The greatest mistake of Fenris Wolf’s life was leaving me alive, even if only barely. Even if he expected me to give up. Even if he thought I was no warrior, that I was weak, and that I wouldn’t beg to the gods or to any entity who would listen to save me and help me avenge what he had destroyed.
From pure hatred and spite, from the ashes left in the wake of his cruelty, and from the flesh and bones of my loved ones, my destiny was spun… and his fate, sealed.
The Ur∂r Clan, Amrok Village
On the eve of what should have been one of the most vital days in our lives, Hodor dreamt of our destruction.
My older brother looked pale and haggard as he stood bewildered in the beams of sunlight pouring in through the door. He shrugged on the same tunic he’d worn for the past few days despite the grime it bore and raked nervous fingers through his golden hair before hastily tying it back at his nape. He strode toward the basin where he gathered water in his palms, burying his face in it and harshly scrubbing his skin before gripping the edges of the carved ash bowl so tightly, his knuckles turned white. Hodor stared into the water for a long, long moment.
I wondered if he saw anything beyond his own reflection or if his dream kept spinning through his mind so that it was all he could see.
Sometimes, dreams were just remnants of things that had happened throughout the course of the day, things our minds tried to knit together to make sense of while we slept. Other times, they were warnings sent by the gods.
It was during moments like this that I longed for privacy, for me and for my brother. But the longhouse was built for our needs, not our wants.
I tugged a pale brown apron-dress over my head to cover my serkr underdress, slipped on my shoes, and quickly worked my hair into a long braid, keeping one eye on Hodor, who still acted shaken. He’d let go of the basin and stood in the doorway again, raking damp, nervous hands through his hair. His muscles were so taut, I thought one would snap.
Or perhaps he would.
From the other side of the house, Father combed his beard and barked at us to hurry and let the animals out of their pens and into the pasture to graze.
While Mother gathered the ingredients to make porridge, she yelled for the younger children to wake up. Though they lamented leaving their beds, they dragged themselves out of them and slogged to the table, their pale hair knotted and twisted in every direction. I smiled at them as Hodor waved me outside.

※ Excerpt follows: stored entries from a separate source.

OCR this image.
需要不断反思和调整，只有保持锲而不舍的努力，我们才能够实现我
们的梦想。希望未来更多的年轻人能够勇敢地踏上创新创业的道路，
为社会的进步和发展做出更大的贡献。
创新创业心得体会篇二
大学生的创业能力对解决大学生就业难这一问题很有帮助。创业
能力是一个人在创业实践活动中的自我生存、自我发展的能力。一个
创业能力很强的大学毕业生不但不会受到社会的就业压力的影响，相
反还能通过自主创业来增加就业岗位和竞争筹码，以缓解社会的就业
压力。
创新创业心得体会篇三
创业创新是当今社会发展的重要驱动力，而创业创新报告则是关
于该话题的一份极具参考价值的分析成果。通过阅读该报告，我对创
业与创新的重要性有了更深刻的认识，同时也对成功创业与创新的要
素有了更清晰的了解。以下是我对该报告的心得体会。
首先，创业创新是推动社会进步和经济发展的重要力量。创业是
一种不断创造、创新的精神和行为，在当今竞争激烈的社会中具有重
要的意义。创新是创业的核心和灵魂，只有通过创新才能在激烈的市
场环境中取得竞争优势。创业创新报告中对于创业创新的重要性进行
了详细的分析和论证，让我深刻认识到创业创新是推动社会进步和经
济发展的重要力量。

The near mountain was draped in fog, but only to the frost line, where the trees and air became thin.
“What happened in your dream?” I asked as we walked into the chill of the crisp, cold morning air gliding off the mountain and into the valley in which we lived. Winds in this place either came from the snow caps or the fjord, and they often collided and clashed like the blades of two enemies as fresh air met the salty brine of the sea.
Father trailed after us, his steps as heavy and loud as he.
Despite the fact that Father could hear him, he answered my question. “I dreamed I found Tor dead on the near mountain,” he said, jutting his jaw toward the slope our feet had long cut paths upon. Tor was his beloved dog, his friend and companion.
Now that he’d mentioned him, I wondered where Tor was this morning. He wasn’t in the fields or lying near the garden gate like he usually was, and Hodor hadn’t let him outside when he woke. He hadn’t come in to lay between us last evening, despite the chill.